Last night I attended a performance of the musical Hair: the American Tribal Love-Rock Musical, which I had not seen before. I became familiar with the music when it first came out — or at least with the tamer songs like “Aquarius,” “Hair,” “Easy To Be Hard,” “Good Morning, Starshine,” and “Let the Sun Shine In.”

Several of the other numbers were considered quite scandalous when the show debuted off-Broadway in 1968 — as was its hippie infused counter-culture theme, its anti-war message, its glorification of illegal drugs, and the bohemian lifestyle of the “tribe” members who make up the cast. Not to mention a dimly lit scene at the end of the first act when the entire cast sheds its clothes for an artistic purpose that I didn’t quite grasp.

The musical has lost some of its shock value these days. Most of the formerly forbidden words trotted out in songs like “Sodomy” and “I Got Life” are in common use on television these days, and the sexual revolution is old news. Since the military now relies on volunteers rather than a draft, anti-war protests are rare and the main conceit of the show no longer applies.

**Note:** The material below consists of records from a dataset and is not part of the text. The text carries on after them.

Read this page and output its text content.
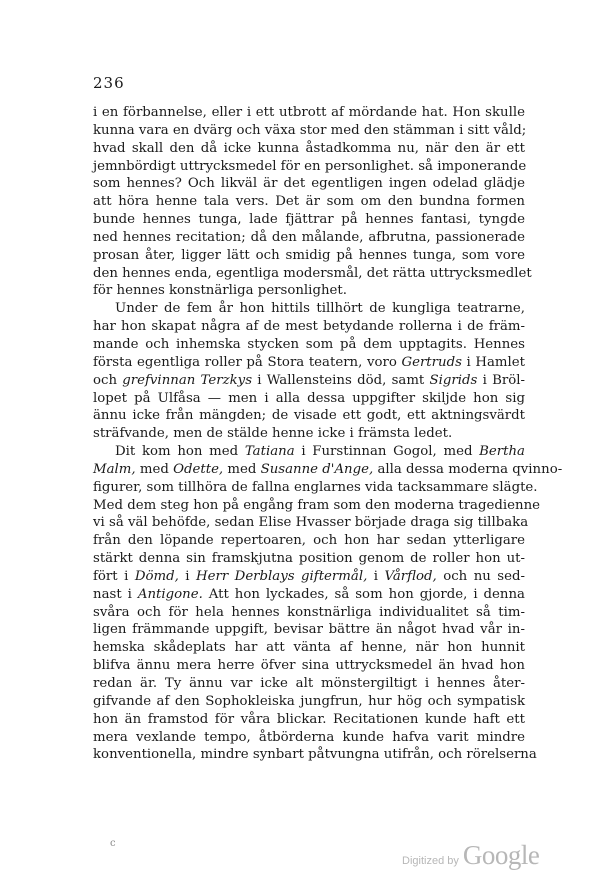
236
i en förbannelse, eller i ett utbrott af mördande hat. Hon skulle
kunna vara en dvärg och växa stor med den stämman i sitt våld;
hvad skall den då icke kunna åstadkomma nu, när den är ett
jemnbördigt uttrycksmedel för en personlighet. så imponerande
som hennes? Och likväl är det egentligen ingen odelad glädje
att höra henne tala vers. Det är som om den bundna formen
bunde hennes tunga, lade fjättrar på hennes fantasi, tyngde
ned hennes recitation; då den målande, afbrutna, passionerade
prosan åter, ligger lätt och smidig på hennes tunga, som vore
den hennes enda, egentliga modersmål, det rätta uttrycksmedlet
för hennes konstnärliga personlighet.
Under de fem år hon hittils tillhört de kungliga teatrarne,
har hon skapat några af de mest betydande rollerna i de främ-
mande och inhemska stycken som på dem upptagits. Hennes
första egentliga roller på Stora teatern, voro Gertruds i Hamlet
och grefvinnan Terzkys i Wallensteins död, samt Sigrids i Bröl-
lopet på Ulfåsa — men i alla dessa uppgifter skiljde hon sig
ännu icke från mängden; de visade ett godt, ett aktningsvärdt
sträfvande, men de stälde henne icke i främsta ledet.
Dit kom hon med Tatiana i Furstinnan Gogol, med Bertha
Malm, med Odette, med Susanne d'Ange, alla dessa moderna qvinno-
figurer, som tillhöra de fallna englarnes vida tacksammare slägte.
Med dem steg hon på engång fram som den moderna tragedienne
vi så väl behöfde, sedan Elise Hvasser började draga sig tillbaka
från den löpande repertoaren, och hon har sedan ytterligare
stärkt denna sin framskjutna position genom de roller hon ut-
fört i Dömd, i Herr Derblays giftermål, i Vårflod, och nu sed-
nast i Antigone. Att hon lyckades, så som hon gjorde, i denna
svåra och för hela hennes konstnärliga individualitet så tim-
ligen främmande uppgift, bevisar bättre än något hvad vår in-
hemska skådeplats har att vänta af henne, när hon hunnit
blifva ännu mera herre öfver sina uttrycksmedel än hvad hon
redan är. Ty ännu var icke alt mönstergiltigt i hennes åter-
gifvande af den Sophokleiska jungfrun, hur hög och sympatisk
hon än framstod för våra blickar. Recitationen kunde haft ett
mera vexlande tempo, åtbörderna kunde hafva varit mindre
konventionella, mindre synbart påtvungna utifrån, och rörelserna
c
Digitized by Google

That leads me to wonder whether our opinions about America’s involvement in wars around the world would change if they affected us more directly. There are ways in which we’re all involved, of course — taxpayers pay the bill for the ongoing conflicts, a tab that has reached obscene proportions every year for the last decade. And, most of us know some young man or woman who has been killed or injured in the fighting.

But no one is made to go. What if a military draft were reinstituted? What if our sons and daughters were forced into the armed forces and shipped into harm’s way against their will? Would there be an outbreak of anti-war protests on college campuses, marches on the Capitol, and a major movement of opposition to the wars?

You bet there would. It’s amazing how more active we become when motivated by self-interest rather than something like, shall we say, Christian ethics.